GERİ ADIM ATAN KAYBEDER
➔Aslında tarife savaşı da işin görünen yüzü olabilir. Sahnenin arkasında Çin’i dünyada yalnızlaştırmak ve ABD’nin hegemonluğunu bir kez daha teyit ettirmek var gibi geliyor bana. Yani kim kimi dize getirecek olayını yaşıyor olabiliriz.
➔Çin, ABD’ye diş geçirebilirse gelecekte başka ülkeler de bu yoldan gidebilir.
➔ABD, Çin’i dize getirirse hala hegemon olarak kalacak. Çin bunu dedirtmemek için, ekonomisini zora sokma pahasına, acı çekerek sonuna kadar direnebilir.
➔Durum ortaya koyduğumuz gibiyse tarife görüşmeleri çok çetin, çok zor ve uzun sürebilir. Bu görüşmeler sırasında da geri adım atan kaybeder.
➔Bu oyunda ABD’nin kaybedeceği çok şeyi var. Ya da bu oyunu uzun süre sürdürmesi zor görünüyor.
➔Çin’in kaybı ise daha az olabilir ya da gerginlik oyununu daha uzun süre devam ettirebilir.
İKİ ÜLKENİN FARKI NEREDE?
➔Çünkü iki ülke arasındaki temel fark demokraside. Çin otokrat bir rejimle yöneliyor ve Jinping’in seçim gibi bir derdi yok. Ömür boyu görevini sürdürme garantisi almış.
➔Trump ise 4 yıllığına gelmiş ve gelecek yıl ara seçime girecek. Kaybederse güçten düşecek ve topal ördeğe dönecek.

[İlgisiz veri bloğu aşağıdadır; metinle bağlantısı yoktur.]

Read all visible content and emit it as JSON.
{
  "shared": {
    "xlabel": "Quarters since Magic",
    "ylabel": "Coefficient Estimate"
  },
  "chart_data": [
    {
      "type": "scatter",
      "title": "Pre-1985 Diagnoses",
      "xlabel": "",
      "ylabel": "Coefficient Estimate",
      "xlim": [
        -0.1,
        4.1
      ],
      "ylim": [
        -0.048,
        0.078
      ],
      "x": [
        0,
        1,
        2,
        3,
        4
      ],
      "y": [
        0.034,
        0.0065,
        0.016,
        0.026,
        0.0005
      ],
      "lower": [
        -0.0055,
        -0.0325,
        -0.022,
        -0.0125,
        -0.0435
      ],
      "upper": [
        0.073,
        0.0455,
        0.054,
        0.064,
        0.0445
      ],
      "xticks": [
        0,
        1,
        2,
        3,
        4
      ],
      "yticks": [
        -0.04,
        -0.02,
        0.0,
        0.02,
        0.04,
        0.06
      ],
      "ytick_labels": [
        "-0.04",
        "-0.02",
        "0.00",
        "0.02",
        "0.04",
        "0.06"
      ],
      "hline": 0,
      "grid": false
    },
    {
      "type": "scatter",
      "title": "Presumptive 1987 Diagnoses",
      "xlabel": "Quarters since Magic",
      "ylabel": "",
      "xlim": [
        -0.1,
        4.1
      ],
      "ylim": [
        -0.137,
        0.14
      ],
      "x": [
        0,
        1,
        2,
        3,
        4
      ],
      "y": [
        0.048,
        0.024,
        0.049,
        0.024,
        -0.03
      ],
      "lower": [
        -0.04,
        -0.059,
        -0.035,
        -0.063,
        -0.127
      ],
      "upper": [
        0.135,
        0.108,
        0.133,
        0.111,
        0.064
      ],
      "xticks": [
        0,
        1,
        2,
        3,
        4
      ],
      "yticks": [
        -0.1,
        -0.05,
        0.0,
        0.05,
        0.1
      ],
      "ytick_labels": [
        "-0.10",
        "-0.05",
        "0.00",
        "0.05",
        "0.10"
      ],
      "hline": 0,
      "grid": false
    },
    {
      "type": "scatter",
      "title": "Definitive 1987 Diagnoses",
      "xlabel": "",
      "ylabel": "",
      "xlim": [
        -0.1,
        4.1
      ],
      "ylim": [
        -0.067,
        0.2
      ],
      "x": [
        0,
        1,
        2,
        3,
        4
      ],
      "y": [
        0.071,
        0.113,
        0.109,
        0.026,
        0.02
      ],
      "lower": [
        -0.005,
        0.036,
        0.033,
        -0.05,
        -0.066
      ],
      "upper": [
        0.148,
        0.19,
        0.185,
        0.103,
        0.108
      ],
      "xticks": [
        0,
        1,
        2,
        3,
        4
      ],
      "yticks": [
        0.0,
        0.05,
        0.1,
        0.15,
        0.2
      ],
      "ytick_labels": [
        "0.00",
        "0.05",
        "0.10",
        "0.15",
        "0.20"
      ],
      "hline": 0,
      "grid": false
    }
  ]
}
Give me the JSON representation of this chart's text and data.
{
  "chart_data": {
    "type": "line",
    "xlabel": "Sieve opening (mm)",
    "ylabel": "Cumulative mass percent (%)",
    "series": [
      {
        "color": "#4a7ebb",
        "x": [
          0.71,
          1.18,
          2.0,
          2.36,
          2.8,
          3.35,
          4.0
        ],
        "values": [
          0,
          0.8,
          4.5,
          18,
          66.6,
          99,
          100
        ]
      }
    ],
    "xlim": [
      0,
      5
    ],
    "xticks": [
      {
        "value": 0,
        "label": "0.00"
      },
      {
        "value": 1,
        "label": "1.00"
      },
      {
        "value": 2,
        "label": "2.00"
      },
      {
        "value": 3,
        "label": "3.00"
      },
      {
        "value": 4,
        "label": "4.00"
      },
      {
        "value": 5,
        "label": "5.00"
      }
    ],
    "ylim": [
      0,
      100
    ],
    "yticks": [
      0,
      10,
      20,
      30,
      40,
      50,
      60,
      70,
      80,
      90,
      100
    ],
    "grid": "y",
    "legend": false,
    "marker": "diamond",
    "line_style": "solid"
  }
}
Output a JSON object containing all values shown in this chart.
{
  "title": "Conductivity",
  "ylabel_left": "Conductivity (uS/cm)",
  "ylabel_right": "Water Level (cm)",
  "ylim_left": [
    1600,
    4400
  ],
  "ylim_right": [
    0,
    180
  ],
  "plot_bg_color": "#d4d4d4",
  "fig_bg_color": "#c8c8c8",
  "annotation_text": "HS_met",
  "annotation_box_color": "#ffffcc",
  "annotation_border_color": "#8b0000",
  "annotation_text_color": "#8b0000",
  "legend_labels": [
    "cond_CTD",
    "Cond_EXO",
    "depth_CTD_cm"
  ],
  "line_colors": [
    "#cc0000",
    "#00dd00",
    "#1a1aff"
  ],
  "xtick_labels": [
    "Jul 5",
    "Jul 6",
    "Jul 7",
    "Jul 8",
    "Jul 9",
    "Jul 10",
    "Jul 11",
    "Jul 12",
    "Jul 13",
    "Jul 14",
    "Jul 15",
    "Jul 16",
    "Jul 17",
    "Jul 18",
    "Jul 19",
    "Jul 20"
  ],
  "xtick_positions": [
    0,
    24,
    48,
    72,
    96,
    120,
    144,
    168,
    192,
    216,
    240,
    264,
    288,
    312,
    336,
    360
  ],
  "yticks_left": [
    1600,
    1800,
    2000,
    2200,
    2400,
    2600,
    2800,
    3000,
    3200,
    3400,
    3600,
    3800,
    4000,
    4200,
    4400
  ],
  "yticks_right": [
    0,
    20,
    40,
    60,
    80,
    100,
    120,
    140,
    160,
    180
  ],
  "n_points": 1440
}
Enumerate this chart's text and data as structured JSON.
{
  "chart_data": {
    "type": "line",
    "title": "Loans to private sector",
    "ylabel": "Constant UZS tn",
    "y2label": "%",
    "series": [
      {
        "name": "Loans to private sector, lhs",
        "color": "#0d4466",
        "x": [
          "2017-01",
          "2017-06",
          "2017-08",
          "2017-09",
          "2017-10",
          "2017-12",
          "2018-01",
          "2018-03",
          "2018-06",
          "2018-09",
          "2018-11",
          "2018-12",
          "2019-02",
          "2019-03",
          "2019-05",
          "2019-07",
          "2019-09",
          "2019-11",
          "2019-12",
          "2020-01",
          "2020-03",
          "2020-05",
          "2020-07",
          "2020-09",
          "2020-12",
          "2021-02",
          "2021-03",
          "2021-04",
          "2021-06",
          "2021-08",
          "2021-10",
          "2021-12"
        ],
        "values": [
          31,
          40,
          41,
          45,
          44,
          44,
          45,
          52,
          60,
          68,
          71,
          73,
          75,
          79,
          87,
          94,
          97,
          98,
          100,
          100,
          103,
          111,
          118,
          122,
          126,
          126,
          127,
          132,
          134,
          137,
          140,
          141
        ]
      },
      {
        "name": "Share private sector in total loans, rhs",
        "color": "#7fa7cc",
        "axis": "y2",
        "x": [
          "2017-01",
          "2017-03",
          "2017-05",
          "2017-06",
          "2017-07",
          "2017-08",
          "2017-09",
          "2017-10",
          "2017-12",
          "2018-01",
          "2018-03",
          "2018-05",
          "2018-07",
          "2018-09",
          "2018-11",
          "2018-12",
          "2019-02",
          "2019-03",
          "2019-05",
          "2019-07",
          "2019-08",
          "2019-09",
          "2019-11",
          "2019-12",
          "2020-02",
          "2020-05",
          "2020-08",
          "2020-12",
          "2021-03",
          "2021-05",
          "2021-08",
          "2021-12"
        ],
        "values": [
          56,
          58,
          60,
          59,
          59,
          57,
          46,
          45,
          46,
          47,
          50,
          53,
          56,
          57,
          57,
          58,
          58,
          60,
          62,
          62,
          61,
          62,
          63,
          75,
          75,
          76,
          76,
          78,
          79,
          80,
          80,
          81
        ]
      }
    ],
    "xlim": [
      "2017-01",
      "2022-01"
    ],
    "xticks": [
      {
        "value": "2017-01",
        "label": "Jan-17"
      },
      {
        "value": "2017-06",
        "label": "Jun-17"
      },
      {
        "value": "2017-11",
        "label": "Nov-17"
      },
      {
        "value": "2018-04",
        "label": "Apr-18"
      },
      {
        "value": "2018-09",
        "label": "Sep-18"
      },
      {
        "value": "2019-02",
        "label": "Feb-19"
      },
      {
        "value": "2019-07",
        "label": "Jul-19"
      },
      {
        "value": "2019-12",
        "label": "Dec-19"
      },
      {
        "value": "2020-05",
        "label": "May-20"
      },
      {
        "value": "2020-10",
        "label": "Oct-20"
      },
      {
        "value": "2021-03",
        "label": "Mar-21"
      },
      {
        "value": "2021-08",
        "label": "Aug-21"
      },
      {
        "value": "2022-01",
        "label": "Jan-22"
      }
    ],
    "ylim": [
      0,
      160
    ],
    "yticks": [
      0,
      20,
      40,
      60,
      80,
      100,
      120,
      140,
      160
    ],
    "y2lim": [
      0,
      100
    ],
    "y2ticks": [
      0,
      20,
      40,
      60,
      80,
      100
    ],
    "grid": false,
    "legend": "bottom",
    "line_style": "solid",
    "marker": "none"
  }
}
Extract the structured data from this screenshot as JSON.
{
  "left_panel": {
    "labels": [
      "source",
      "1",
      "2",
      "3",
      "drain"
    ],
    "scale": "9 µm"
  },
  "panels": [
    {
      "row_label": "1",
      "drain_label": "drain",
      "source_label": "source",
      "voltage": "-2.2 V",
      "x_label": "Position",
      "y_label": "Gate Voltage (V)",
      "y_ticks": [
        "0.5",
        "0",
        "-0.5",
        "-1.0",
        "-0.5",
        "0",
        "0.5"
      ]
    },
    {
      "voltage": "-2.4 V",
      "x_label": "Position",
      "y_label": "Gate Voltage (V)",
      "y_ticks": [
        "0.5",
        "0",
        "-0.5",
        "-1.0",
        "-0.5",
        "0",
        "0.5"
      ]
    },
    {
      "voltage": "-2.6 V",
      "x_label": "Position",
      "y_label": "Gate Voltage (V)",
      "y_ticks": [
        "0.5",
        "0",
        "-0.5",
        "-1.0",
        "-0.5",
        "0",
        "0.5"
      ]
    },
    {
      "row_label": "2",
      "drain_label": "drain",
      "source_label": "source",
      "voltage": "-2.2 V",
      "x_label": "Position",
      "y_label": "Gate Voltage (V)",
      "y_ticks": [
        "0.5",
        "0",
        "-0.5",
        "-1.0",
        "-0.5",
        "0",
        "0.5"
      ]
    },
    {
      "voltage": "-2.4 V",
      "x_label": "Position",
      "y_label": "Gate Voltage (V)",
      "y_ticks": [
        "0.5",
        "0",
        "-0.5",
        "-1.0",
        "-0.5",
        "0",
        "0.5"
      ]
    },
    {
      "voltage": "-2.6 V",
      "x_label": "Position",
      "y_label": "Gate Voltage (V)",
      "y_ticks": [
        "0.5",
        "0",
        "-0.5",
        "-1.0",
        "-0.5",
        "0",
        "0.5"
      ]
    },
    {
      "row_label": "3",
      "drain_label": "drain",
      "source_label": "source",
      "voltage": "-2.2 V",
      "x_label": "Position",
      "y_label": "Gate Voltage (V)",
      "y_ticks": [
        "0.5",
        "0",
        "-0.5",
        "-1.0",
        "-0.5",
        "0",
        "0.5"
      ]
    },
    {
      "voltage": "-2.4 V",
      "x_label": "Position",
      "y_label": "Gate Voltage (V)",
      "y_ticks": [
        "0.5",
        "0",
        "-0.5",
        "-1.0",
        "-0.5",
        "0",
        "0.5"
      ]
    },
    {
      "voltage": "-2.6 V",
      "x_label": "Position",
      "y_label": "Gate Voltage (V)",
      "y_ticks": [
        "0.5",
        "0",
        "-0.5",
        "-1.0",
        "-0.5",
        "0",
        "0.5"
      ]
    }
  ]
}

➔Kaldı ki, küresel sistemin de temelini oluşturan derin ve büyük finansal piyasaları iyi çalışıyor. Demokles’in kılıcı gibi, yönetimin büyük yanlışlarına ceza kesiyor.
➔Buna ilaveten görüşmeler uzar, gelecek yıla kalırsa ABD’liler yaz tatiline çıkamaz veya yılbaşı alışverişini doğru dürüst yapamazsa bunu bir kenara yazarlar.